What makes a great TESOL teacher?
If we look back on our own school days, most of us will remember some of our teachers more than others. In some cases this will be because they were terrible at their job and didn’t provide the environment we needed to reach our full potential. The worst traits are often things such as failing to listen to students, lacking enthusiasm, and being overly strict. However, most of us will also have good memories of one or more teachers who actually had a positive impact on our school experience. There are a wide variety of reasons why these particular teachers stand out.
If you are already teaching or plan to teach in the future, there are several things you can focus on that when added together make up a memorable teacher. If you can manage to add all of these to your everyday teaching style, you are likely to be remembered as a great ESL teacher.
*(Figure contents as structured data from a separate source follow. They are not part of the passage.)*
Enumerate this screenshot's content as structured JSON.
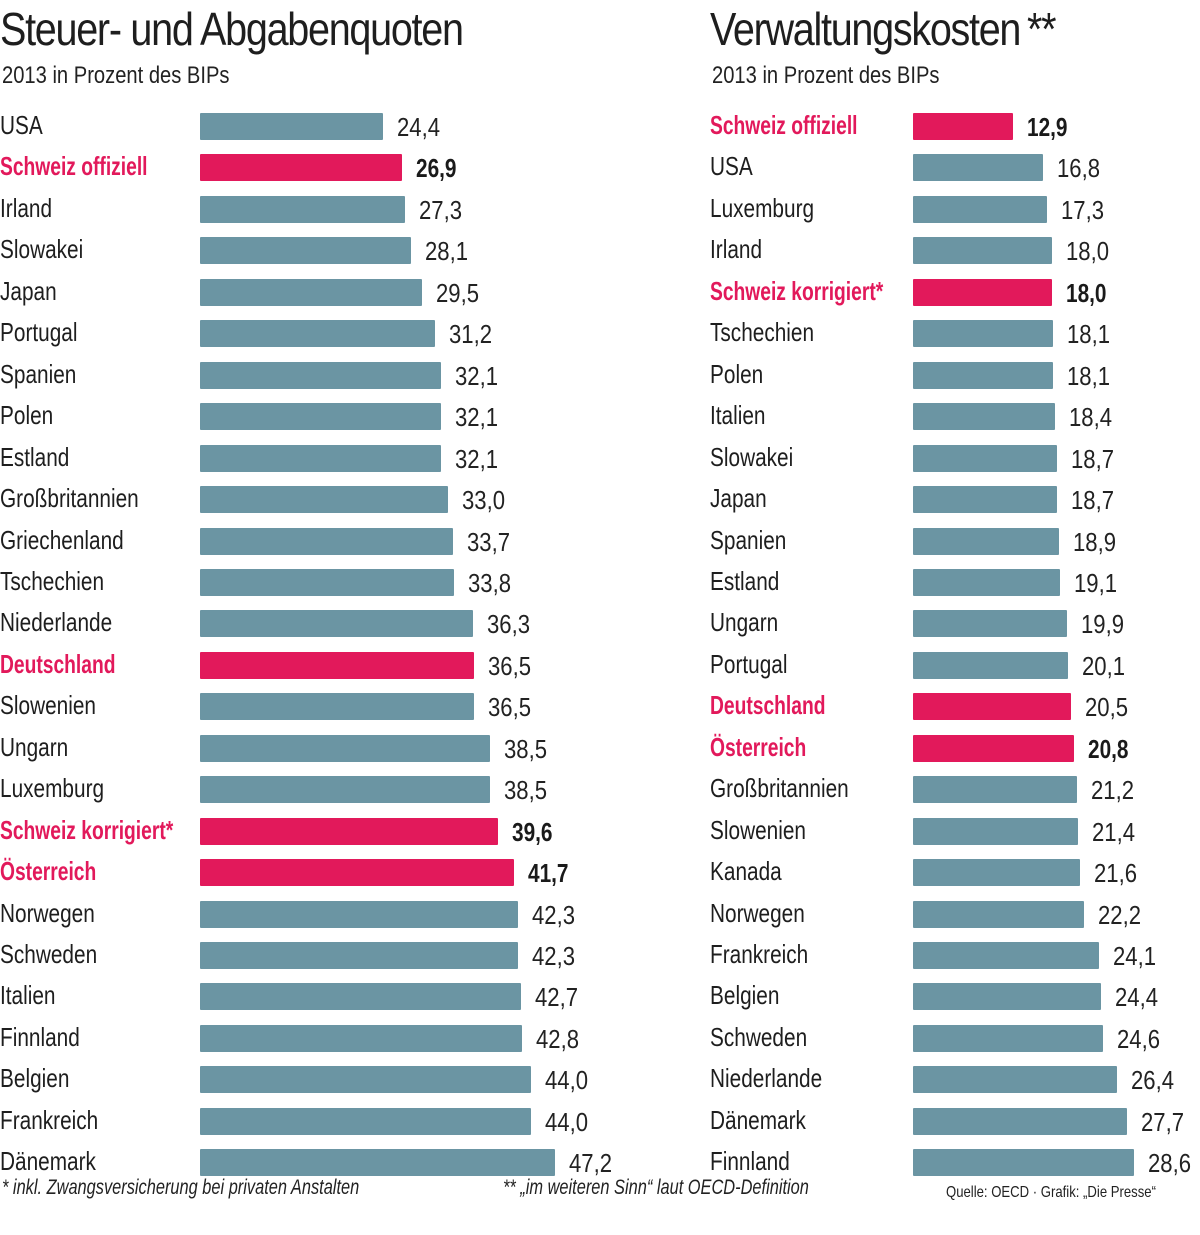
{
  "chart_data": [
    {
      "type": "bar",
      "orientation": "horizontal",
      "title": "Steuer- und Abgabenquoten",
      "subtitle": "2013 in Prozent des BIPs",
      "xlim": [
        0,
        50
      ],
      "grid": false,
      "categories": [
        "USA",
        "Schweiz offiziell",
        "Irland",
        "Slowakei",
        "Japan",
        "Portugal",
        "Spanien",
        "Polen",
        "Estland",
        "Großbritannien",
        "Griechenland",
        "Tschechien",
        "Niederlande",
        "Deutschland",
        "Slowenien",
        "Ungarn",
        "Luxemburg",
        "Schweiz korrigiert*",
        "Österreich",
        "Norwegen",
        "Schweden",
        "Italien",
        "Finnland",
        "Belgien",
        "Frankreich",
        "Dänemark"
      ],
      "values": [
        24.4,
        26.9,
        27.3,
        28.1,
        29.5,
        31.2,
        32.1,
        32.1,
        32.1,
        33.0,
        33.7,
        33.8,
        36.3,
        36.5,
        36.5,
        38.5,
        38.5,
        39.6,
        41.7,
        42.3,
        42.3,
        42.7,
        42.8,
        44.0,
        44.0,
        47.2
      ],
      "value_labels": [
        "24,4",
        "26,9",
        "27,3",
        "28,1",
        "29,5",
        "31,2",
        "32,1",
        "32,1",
        "32,1",
        "33,0",
        "33,7",
        "33,8",
        "36,3",
        "36,5",
        "36,5",
        "38,5",
        "38,5",
        "39,6",
        "41,7",
        "42,3",
        "42,3",
        "42,7",
        "42,8",
        "44,0",
        "44,0",
        "47,2"
      ],
      "highlighted": [
        "Schweiz offiziell",
        "Deutschland",
        "Schweiz korrigiert*",
        "Österreich"
      ],
      "bold_values": [
        "Schweiz offiziell",
        "Schweiz korrigiert*",
        "Österreich"
      ]
    },
    {
      "type": "bar",
      "orientation": "horizontal",
      "title": "Verwaltungskosten",
      "title_suffix": "**",
      "subtitle": "2013 in Prozent des BIPs",
      "xlim": [
        0,
        30
      ],
      "grid": false,
      "categories": [
        "Schweiz offiziell",
        "USA",
        "Luxemburg",
        "Irland",
        "Schweiz korrigiert*",
        "Tschechien",
        "Polen",
        "Italien",
        "Slowakei",
        "Japan",
        "Spanien",
        "Estland",
        "Ungarn",
        "Portugal",
        "Deutschland",
        "Österreich",
        "Großbritannien",
        "Slowenien",
        "Kanada",
        "Norwegen",
        "Frankreich",
        "Belgien",
        "Schweden",
        "Niederlande",
        "Dänemark",
        "Finnland"
      ],
      "values": [
        12.9,
        16.8,
        17.3,
        18.0,
        18.0,
        18.1,
        18.1,
        18.4,
        18.7,
        18.7,
        18.9,
        19.1,
        19.9,
        20.1,
        20.5,
        20.8,
        21.2,
        21.4,
        21.6,
        22.2,
        24.1,
        24.4,
        24.6,
        26.4,
        27.7,
        28.6
      ],
      "value_labels": [
        "12,9",
        "16,8",
        "17,3",
        "18,0",
        "18,0",
        "18,1",
        "18,1",
        "18,4",
        "18,7",
        "18,7",
        "18,9",
        "19,1",
        "19,9",
        "20,1",
        "20,5",
        "20,8",
        "21,2",
        "21,4",
        "21,6",
        "22,2",
        "24,1",
        "24,4",
        "24,6",
        "26,4",
        "27,7",
        "28,6"
      ],
      "highlighted": [
        "Schweiz offiziell",
        "Schweiz korrigiert*",
        "Deutschland",
        "Österreich"
      ],
      "bold_values": [
        "Schweiz offiziell",
        "Schweiz korrigiert*",
        "Österreich"
      ]
    }
  ],
  "footnotes": {
    "note1": "* inkl. Zwangsversicherung bei privaten Anstalten",
    "note2": "** „im weiteren Sinn“ laut OECD-Definition",
    "source": "Quelle: OECD · Grafik: „Die Presse“"
  },
  "colors": {
    "bar": "#6b95a3",
    "highlight": "#e2195b",
    "text": "#222222"
  }
}
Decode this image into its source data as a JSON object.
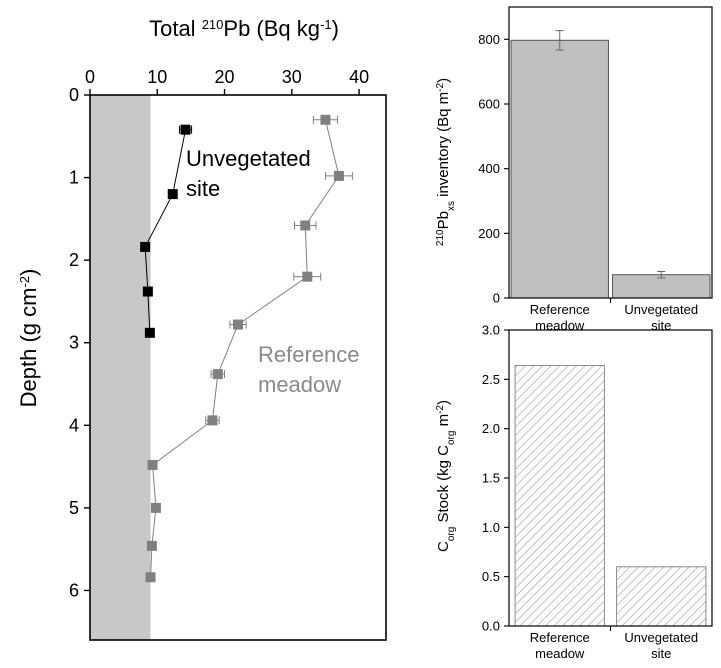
{
  "chart_data": [
    {
      "id": "profile",
      "type": "scatter",
      "title": "",
      "xlabel": "Total 210Pb (Bq kg-1)",
      "xlabel_parts": {
        "prefix": "Total ",
        "sup1": "210",
        "mid": "Pb (Bq kg",
        "sup2": "-1",
        "suffix": ")"
      },
      "ylabel": "Depth (g cm-2)",
      "ylabel_parts": {
        "prefix": "Depth (g cm",
        "sup": "-2",
        "suffix": ")"
      },
      "xlim": [
        0,
        44
      ],
      "ylim": [
        6.6,
        0
      ],
      "x_axis_position": "top",
      "y_inverted": true,
      "xticks": [
        0,
        10,
        20,
        30,
        40
      ],
      "yticks": [
        0,
        1,
        2,
        3,
        4,
        5,
        6
      ],
      "supported_band": {
        "x_from": 0,
        "x_to": 9,
        "color": "#c8c8c8"
      },
      "annotations": [
        {
          "text_lines": [
            "Unvegetated",
            "site"
          ],
          "color": "#000000"
        },
        {
          "text_lines": [
            "Reference",
            "meadow"
          ],
          "color": "#8a8a8a"
        }
      ],
      "series": [
        {
          "name": "Unvegetated site",
          "color": "#000000",
          "points": [
            {
              "x": 14.2,
              "y": 0.42,
              "xerr": 0.9
            },
            {
              "x": 12.3,
              "y": 1.2,
              "xerr": 0.5
            },
            {
              "x": 8.2,
              "y": 1.84,
              "xerr": 0.4
            },
            {
              "x": 8.6,
              "y": 2.38,
              "xerr": 0.4
            },
            {
              "x": 8.9,
              "y": 2.88,
              "xerr": 0.4
            }
          ]
        },
        {
          "name": "Reference meadow",
          "color": "#808080",
          "points": [
            {
              "x": 35.0,
              "y": 0.3,
              "xerr": 1.8
            },
            {
              "x": 37.0,
              "y": 0.98,
              "xerr": 2.0
            },
            {
              "x": 32.0,
              "y": 1.58,
              "xerr": 1.6
            },
            {
              "x": 32.3,
              "y": 2.2,
              "xerr": 2.0
            },
            {
              "x": 22.0,
              "y": 2.78,
              "xerr": 1.2
            },
            {
              "x": 19.0,
              "y": 3.38,
              "xerr": 1.0
            },
            {
              "x": 18.2,
              "y": 3.94,
              "xerr": 1.0
            },
            {
              "x": 9.3,
              "y": 4.48,
              "xerr": 0.4
            },
            {
              "x": 9.8,
              "y": 5.0,
              "xerr": 0.4
            },
            {
              "x": 9.2,
              "y": 5.46,
              "xerr": 0.4
            },
            {
              "x": 9.0,
              "y": 5.84,
              "xerr": 0.4
            }
          ]
        }
      ]
    },
    {
      "id": "inventory",
      "type": "bar",
      "title": "",
      "categories": [
        [
          "Reference",
          "meadow"
        ],
        [
          "Unvegetated",
          "site"
        ]
      ],
      "values": [
        797,
        72
      ],
      "errors": [
        30,
        10
      ],
      "bar_color": "#c0c0c0",
      "ylabel": "210Pbxs inventory (Bq m-2)",
      "ylabel_parts": {
        "sup1": "210",
        "base": "Pb",
        "sub": "xs",
        "mid": " inventory (Bq m",
        "sup2": "-2",
        "suffix": ")"
      },
      "ylim": [
        0,
        900
      ],
      "yticks": [
        0,
        200,
        400,
        600,
        800
      ]
    },
    {
      "id": "stock",
      "type": "bar",
      "title": "",
      "categories": [
        [
          "Reference",
          "meadow"
        ],
        [
          "Unvegetated",
          "site"
        ]
      ],
      "values": [
        2.64,
        0.6
      ],
      "pattern": "diagonal-hatch",
      "ylabel": "Corg Stock (kg Corg m-2)",
      "ylabel_parts": {
        "base": "C",
        "sub1": "org",
        "mid": " Stock (kg C",
        "sub2": "org",
        "mid2": " m",
        "sup": "-2",
        "suffix": ")"
      },
      "ylim": [
        0,
        3.0
      ],
      "yticks": [
        0.0,
        0.5,
        1.0,
        1.5,
        2.0,
        2.5,
        3.0
      ],
      "ytick_labels": [
        "0.0",
        "0.5",
        "1.0",
        "1.5",
        "2.0",
        "2.5",
        "3.0"
      ]
    }
  ]
}
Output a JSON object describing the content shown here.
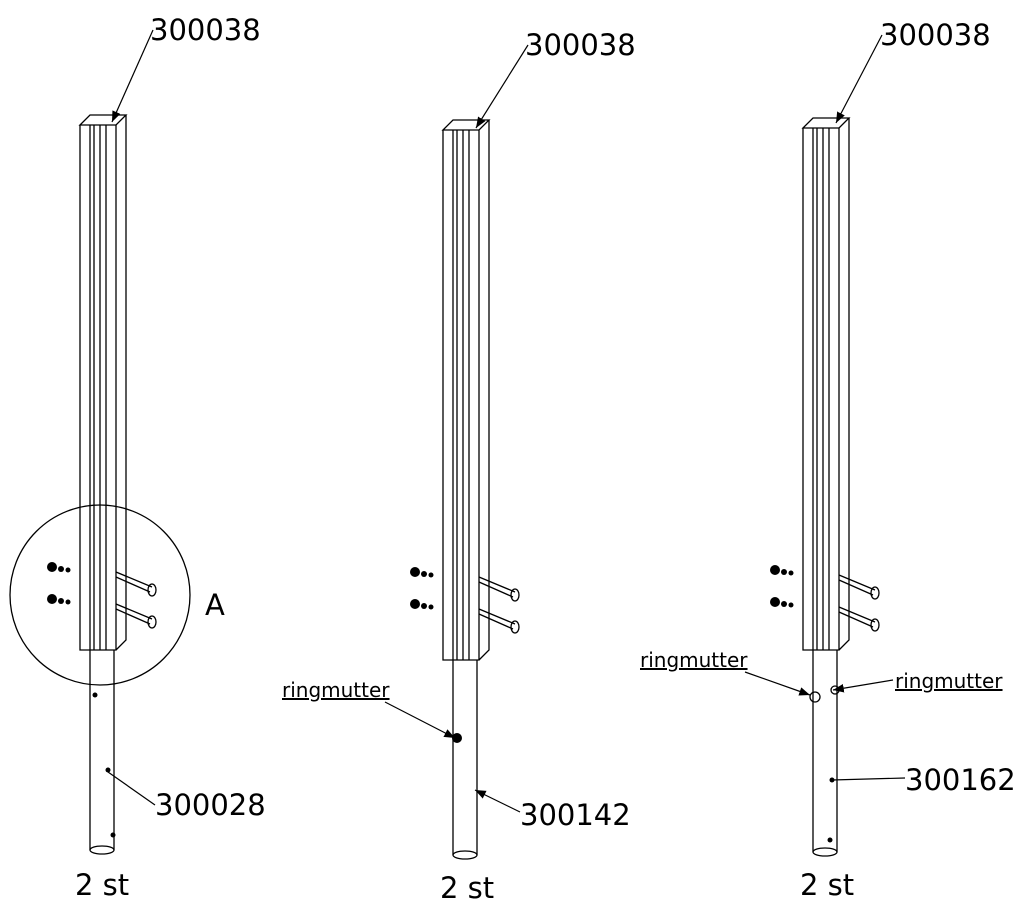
{
  "assemblies": [
    {
      "top_part": "300038",
      "bottom_part": "300028",
      "quantity": "2 st",
      "detail_label": "A"
    },
    {
      "top_part": "300038",
      "bottom_part": "300142",
      "quantity": "2 st",
      "nut_labels": [
        "ringmutter"
      ]
    },
    {
      "top_part": "300038",
      "bottom_part": "300162",
      "quantity": "2 st",
      "nut_labels": [
        "ringmutter",
        "ringmutter"
      ]
    }
  ]
}
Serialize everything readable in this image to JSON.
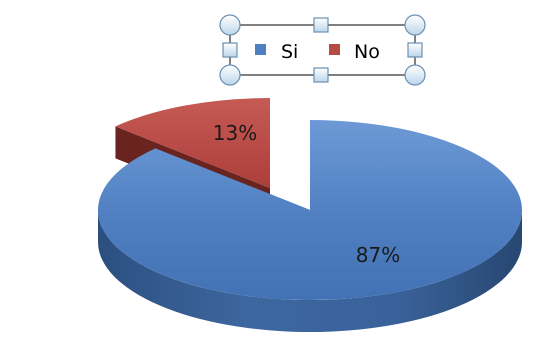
{
  "chart_data": {
    "type": "pie",
    "style": "3d-exploded",
    "categories": [
      "Si",
      "No"
    ],
    "values": [
      87,
      13
    ],
    "data_labels": [
      "87%",
      "13%"
    ],
    "colors": {
      "Si": "#4f7fc1",
      "No": "#b84a45"
    },
    "legend": {
      "position": "top",
      "selected": true,
      "entries": [
        "Si",
        "No"
      ]
    },
    "title": ""
  }
}
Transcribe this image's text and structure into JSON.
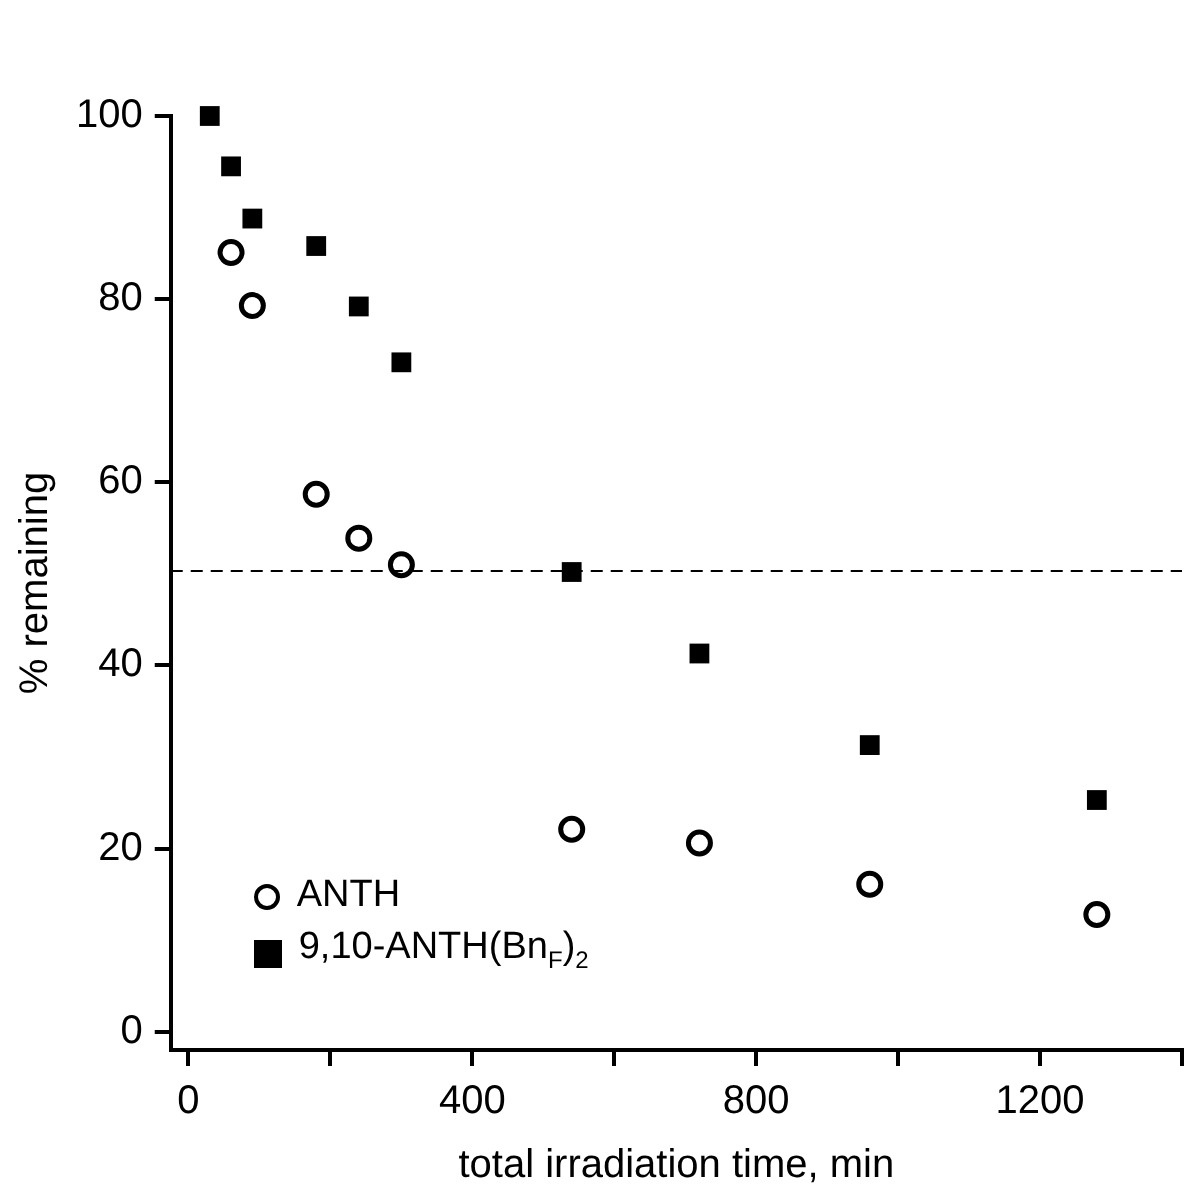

We consider all the following points to be crucial when teaching ESL, however, it is possible that this is the most important. Regardless of your qualifications and experience, if you do not communicate well with your class they will struggle to achieve the levels of success they deserve. And when teaching ESL, this is even more important as you probably will not speak much of your students native language.
In ESL classrooms, non-verbal communication always plays a crucial part in the day-to-day lessons you deliver. The key skills you will need to develop when teaching a foreign language include hand gestures, body language, and tone of voice, amongst others. During your initial TESOL course you will learn about all the most important communication skills and how to use them effectively in the classroom.
If you want to be remembered as a great teacher, you will certainly need to demonstrate an exceptional amount of passion for the job. If you are not 100% committed to every lesson and are just working from paycheck to paycheck, your students will feel it and will struggle to make progress. To be a good teacher in any subject and in any environment, you have to truly care about your students' success and maintain a strong passion for the important position you are in everyday. If you do not have this quality at your disposal, then your lessons will soon become boring and unfulfilling for you and the people in your classroom.
Although no two classrooms are ever exactly the same, one thing is typically constant no matter where you are teaching in the world: Every student learns at their own pace. In every class there are students who grasp new concepts right off the bat, while others will take much longer and continue to make mistake after mistake. As a teacher you are required to give every member of the class the support they need to be successful, not just the ones that are quick to understand. Showing your frustration towards a struggling student must always be avoided. At the end of the day, a great ESL teacher can always find a way to help every member of the class move forward.
Many first-time teachers learn about the importance of organization by turning up to a lesson without being fully prepared. Without putting in the required planning for the lesson and all the materials and equipment it needs, you might find that your day ends in nothing short of chaos. As your teaching career progresses, you should find that the amount of planning required for each lesson is gradually reduced. However, it is good advice to never underestimate how important planning and organization is when it comes to providing a good learning environment for every member of your class.
The unfortunate truth is that things don’t always go to plan in the classroom, even for the most organized of teachers. This is why adaptability is so important when teaching ESL. There are many things that can throw your plans out of the window when teaching. Sometimes your lesson plan might only take half the usual time to complete, or the bell might go off before you have even got half way through your planned activities. Many lessons now involve the use of technology, which often has a habit of crashing just when you need it the most. And the sad fact is that any activity you have planned can prove a complete failure when you first attempt it with your students. Whenever any of these unfortunate problems arise, a great teacher is able to adapt and come up with a new way to get the job done.
When starting out as an ESL teacher, most people will have bouts of nerves and some level of anxiety about making mistakes in the classroom. You might struggle to answer a difficult grammar question, or an activity might fall apart. However, this is perfectly normal for almost every teacher as very few are able to breeze through their early lessons without any problems or mistakes. In teaching, as in most walks of life, you gradually develop your skills over time and will become a better teacher with every lesson that passes. During your first few weeks and months on the job, just remember to have faith in everything you learned while studying your TESOL course and also to have faith in your own abilities as an educator.
While there are undoubtedly other traits that make up a good ESL teacher, these are some of the most important to be aware of before you set foot in your own classroom for the first time. If you can develop all of these to a high level, you will have gone a long way towards becoming that great teacher that your students will remember well into the future.